- Born: 30 September 1910
- Died: 1 December 1998 (aged 88)
- Education: Winchester College, Hampshire, England
- Occupation: Civil servant
- Allegiance: United Kingdom
- Branch: British Army
- Service years: 1939–1945
- Rank: Captain
- Unit: Tower Hamlets Rifles
- Conflicts: World War II Tunisian campaign; Italian campaign;

= David Lidderdale =

British civil servant (1910–1998)

Sir David William Shuckburgh Lidderdale (30 September 1910 – December 1998) was a British civil servant who served as a clerk in the Parliament of the United Kingdom.

He was educated at Winchester College. Lidderdale first entered the Clerk's Department of Parliament in 1934. In 1939 he was commissioned into the Tower Hamlets Rifles and served with the regiment throughout the Second World War, including in the Tunisian campaign and the Italian campaign.

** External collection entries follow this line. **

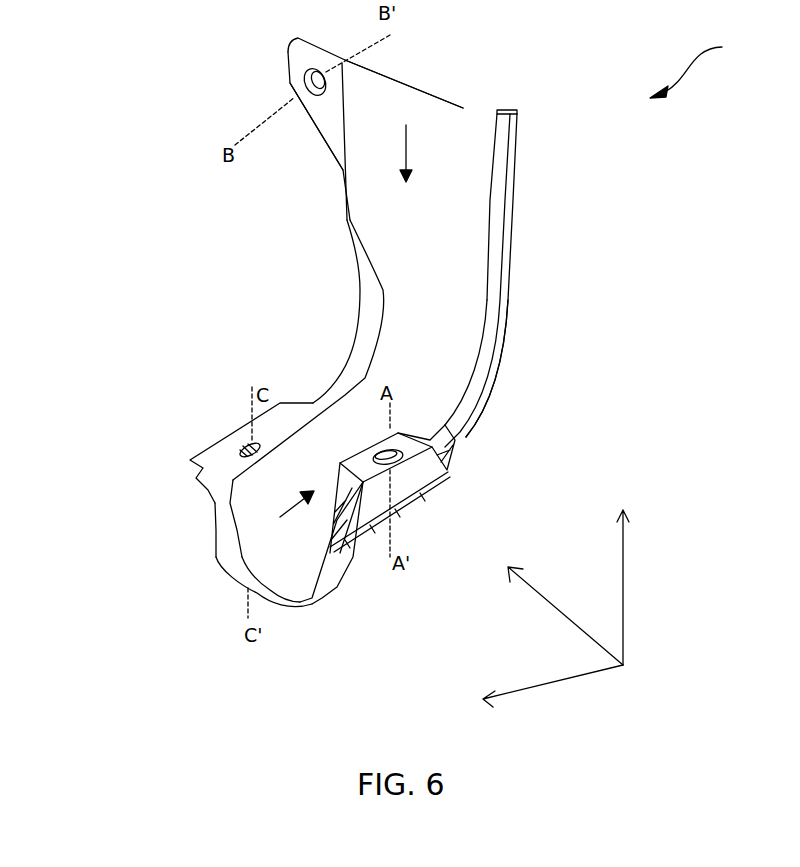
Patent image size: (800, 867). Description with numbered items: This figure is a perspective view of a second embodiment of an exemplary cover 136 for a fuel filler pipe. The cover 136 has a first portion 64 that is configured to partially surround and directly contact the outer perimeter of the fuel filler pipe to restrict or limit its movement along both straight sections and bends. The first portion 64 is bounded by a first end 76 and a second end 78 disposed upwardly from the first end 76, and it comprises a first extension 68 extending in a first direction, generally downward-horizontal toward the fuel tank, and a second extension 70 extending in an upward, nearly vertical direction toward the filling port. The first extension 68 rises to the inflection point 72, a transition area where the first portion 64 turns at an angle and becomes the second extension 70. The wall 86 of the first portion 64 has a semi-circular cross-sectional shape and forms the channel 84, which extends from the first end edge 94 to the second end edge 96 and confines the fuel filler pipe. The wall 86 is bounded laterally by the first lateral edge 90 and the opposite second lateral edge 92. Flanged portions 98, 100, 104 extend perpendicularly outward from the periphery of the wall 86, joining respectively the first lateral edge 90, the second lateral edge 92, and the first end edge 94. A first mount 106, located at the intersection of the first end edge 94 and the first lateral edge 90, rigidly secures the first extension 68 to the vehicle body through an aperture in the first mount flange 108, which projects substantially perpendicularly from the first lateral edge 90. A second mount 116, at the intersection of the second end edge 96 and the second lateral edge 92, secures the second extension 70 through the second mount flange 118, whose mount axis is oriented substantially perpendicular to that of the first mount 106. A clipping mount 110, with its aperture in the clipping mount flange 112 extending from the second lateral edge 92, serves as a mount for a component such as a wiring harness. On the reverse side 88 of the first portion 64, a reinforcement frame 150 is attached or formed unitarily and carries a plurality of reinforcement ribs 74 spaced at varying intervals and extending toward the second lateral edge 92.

The first portion 64 is at (517, 143).
The first extension 68 is at (265, 548).
The second extension 70 is at (447, 180).
The inflection point 72 is at (440, 388).
The reinforcement ribs 74 is at (350, 553).
The first end 76 is at (222, 553).
The second end 78 is at (397, 70).
The channel 84 is at (331, 316).
The wall 86 is at (450, 302).
The reverse side 88 is at (393, 522).
The first lateral edge 90 is at (490, 262).
The second lateral edge 92 is at (383, 292).
The first end edge 94 is at (296, 588).
The second end edge 96 is at (463, 107).
The flanged portion 98 is at (490, 338).
The flanged portion 100 is at (363, 325).
The flanged portion 104 is at (330, 600).
The first mount 106 is at (400, 457).
The first mount flange 108 is at (410, 453).
The clipping mount 110 is at (240, 447).
The clipping mount flange 112 is at (197, 460).
The second mount 116 is at (306, 76).
The second mount flange 118 is at (312, 112).
The cover 136 is at (707, 67).
The reinforcement frame 150 is at (447, 472).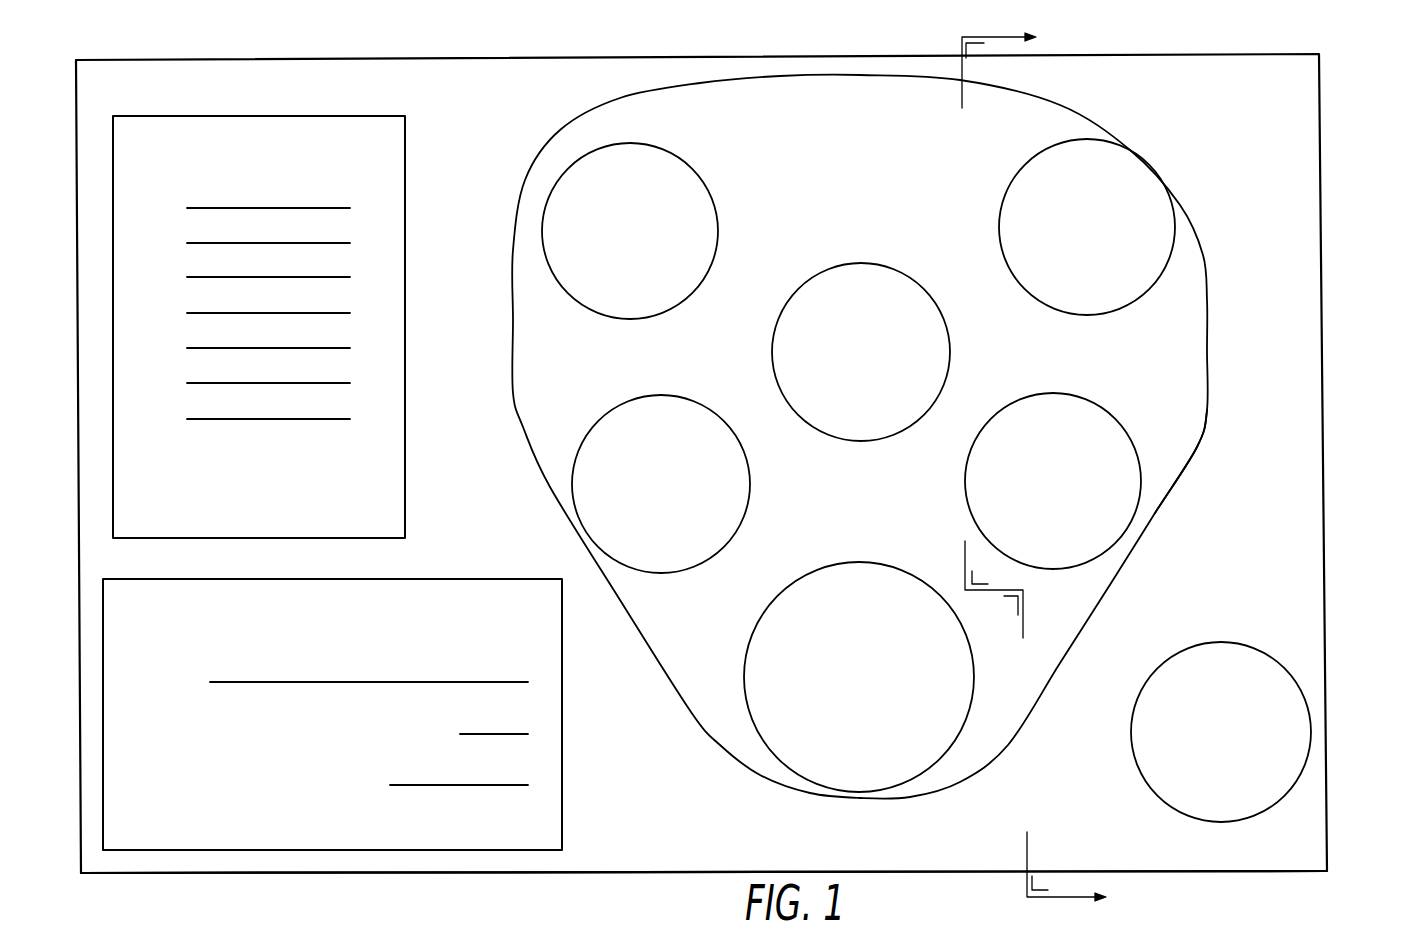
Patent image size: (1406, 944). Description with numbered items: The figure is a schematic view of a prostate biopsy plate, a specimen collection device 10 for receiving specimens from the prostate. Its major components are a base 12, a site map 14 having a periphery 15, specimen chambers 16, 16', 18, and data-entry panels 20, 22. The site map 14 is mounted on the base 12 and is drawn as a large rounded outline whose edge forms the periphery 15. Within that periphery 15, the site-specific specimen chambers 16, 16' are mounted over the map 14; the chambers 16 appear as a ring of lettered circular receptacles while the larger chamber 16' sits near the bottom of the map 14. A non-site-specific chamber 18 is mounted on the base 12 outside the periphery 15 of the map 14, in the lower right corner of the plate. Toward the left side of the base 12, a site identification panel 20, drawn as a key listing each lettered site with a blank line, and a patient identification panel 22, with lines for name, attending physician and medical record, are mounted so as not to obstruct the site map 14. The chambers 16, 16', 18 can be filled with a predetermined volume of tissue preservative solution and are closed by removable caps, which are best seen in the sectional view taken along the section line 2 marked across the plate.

The specimen collection device 10 is at (1345, 147).
The base 12 is at (922, 864).
The site map 14 is at (1186, 341).
The periphery 15 is at (1198, 440).
The specimen chambers 16 is at (895, 356).
The specimen chamber 16' is at (885, 677).
The non-site-specific chamber 18 is at (1140, 750).
The site identification panel 20 is at (393, 157).
The patient identification panel 22 is at (555, 713).
The section line for FIG. 2 is at (1043, 466).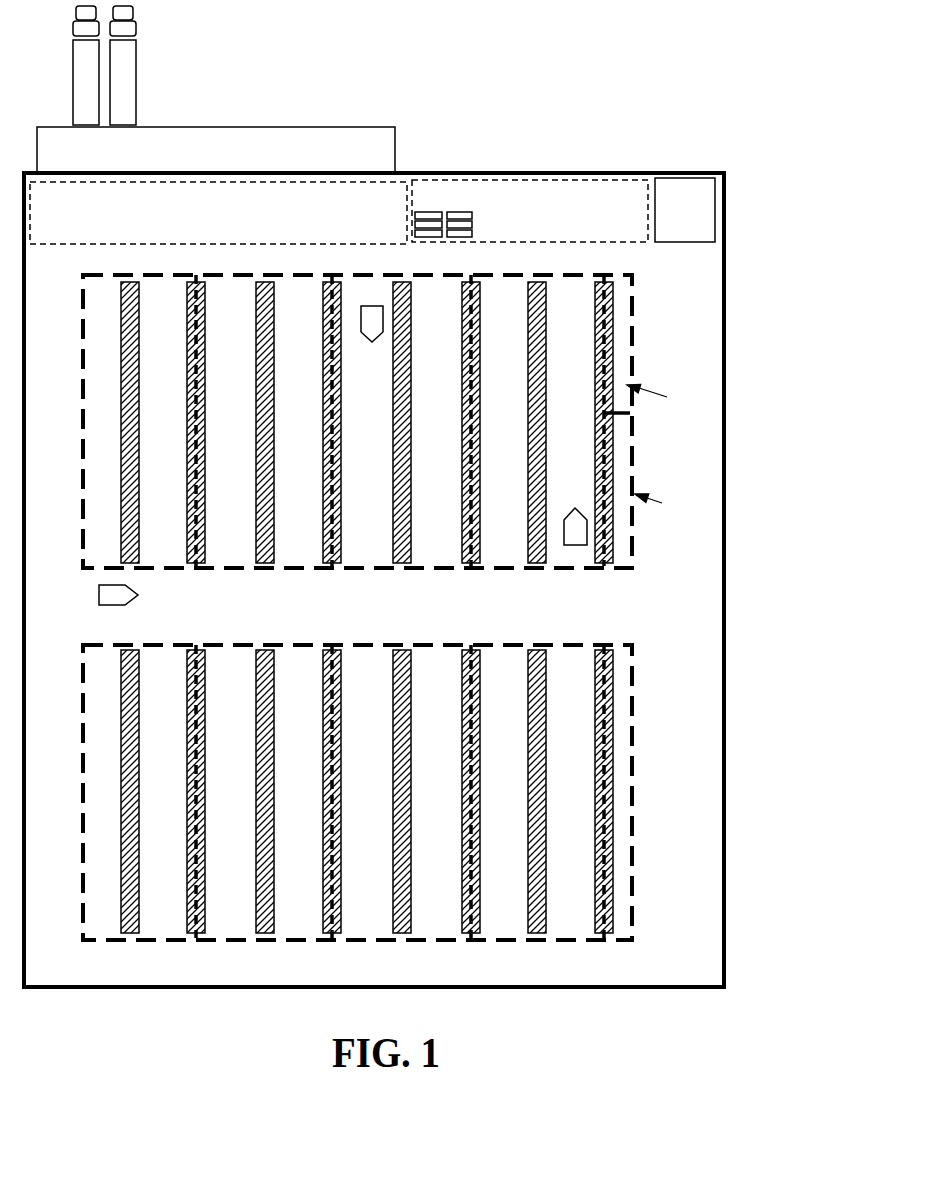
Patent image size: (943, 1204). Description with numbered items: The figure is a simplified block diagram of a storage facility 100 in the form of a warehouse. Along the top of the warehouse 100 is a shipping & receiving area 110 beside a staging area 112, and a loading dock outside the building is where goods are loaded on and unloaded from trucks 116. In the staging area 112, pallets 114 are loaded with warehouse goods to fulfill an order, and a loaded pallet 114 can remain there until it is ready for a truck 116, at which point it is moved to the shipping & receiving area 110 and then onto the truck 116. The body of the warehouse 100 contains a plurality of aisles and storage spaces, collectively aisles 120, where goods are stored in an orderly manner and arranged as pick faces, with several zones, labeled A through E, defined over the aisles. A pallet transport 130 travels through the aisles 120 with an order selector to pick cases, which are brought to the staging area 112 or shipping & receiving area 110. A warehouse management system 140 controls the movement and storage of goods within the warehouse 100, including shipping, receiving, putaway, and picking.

The storage facility 100 is at (756, 134).
The shipping & receiving area 110 is at (392, 236).
The staging area 112 is at (630, 239).
The pallets 114 is at (492, 228).
The trucks 116 is at (177, 80).
The aisles 120 is at (570, 632).
The pallet transport 130 is at (369, 378).
The warehouse management system 140 is at (702, 224).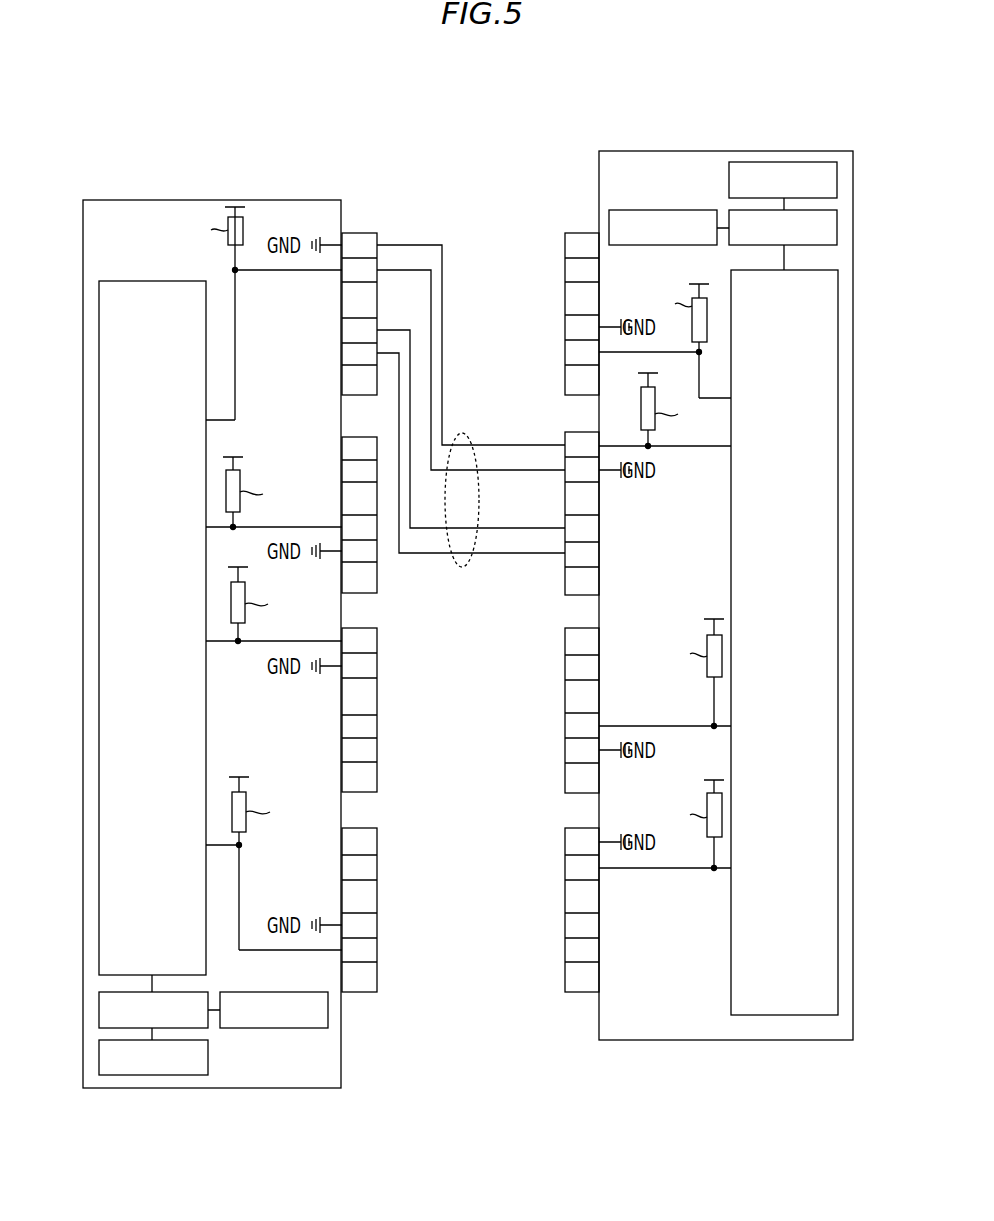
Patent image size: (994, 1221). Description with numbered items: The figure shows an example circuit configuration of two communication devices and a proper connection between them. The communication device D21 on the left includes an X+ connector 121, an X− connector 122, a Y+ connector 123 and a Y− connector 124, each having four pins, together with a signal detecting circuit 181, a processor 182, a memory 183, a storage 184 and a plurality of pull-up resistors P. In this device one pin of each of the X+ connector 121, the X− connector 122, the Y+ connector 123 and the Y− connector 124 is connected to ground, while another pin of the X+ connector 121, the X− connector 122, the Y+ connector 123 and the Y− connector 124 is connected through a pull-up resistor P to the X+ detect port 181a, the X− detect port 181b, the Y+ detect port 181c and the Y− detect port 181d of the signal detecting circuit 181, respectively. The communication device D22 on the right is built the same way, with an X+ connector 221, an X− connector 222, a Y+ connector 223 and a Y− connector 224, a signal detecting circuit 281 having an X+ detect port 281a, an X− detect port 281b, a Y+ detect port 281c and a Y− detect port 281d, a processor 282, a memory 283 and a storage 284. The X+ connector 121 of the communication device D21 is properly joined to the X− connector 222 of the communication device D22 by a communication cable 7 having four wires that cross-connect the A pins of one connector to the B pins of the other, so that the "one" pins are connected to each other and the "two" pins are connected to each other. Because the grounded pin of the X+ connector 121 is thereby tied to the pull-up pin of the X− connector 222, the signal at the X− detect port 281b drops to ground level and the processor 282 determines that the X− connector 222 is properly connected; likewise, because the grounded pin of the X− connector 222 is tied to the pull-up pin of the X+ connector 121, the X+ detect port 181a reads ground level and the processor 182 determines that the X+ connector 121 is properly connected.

He left the army in 1945 with the rank of captain and returned to work as a parliamentary clerk.

Lidderdale was appointed a Companion of the Order of the Bath in the 1963 Birthday Honours while a Clerk Assistant. Between 1974 and 1976 he served as Clerk of the House of Commons, and he was appointed a Knight Commander of the Order of the Bath in the 1975 New Year Honours.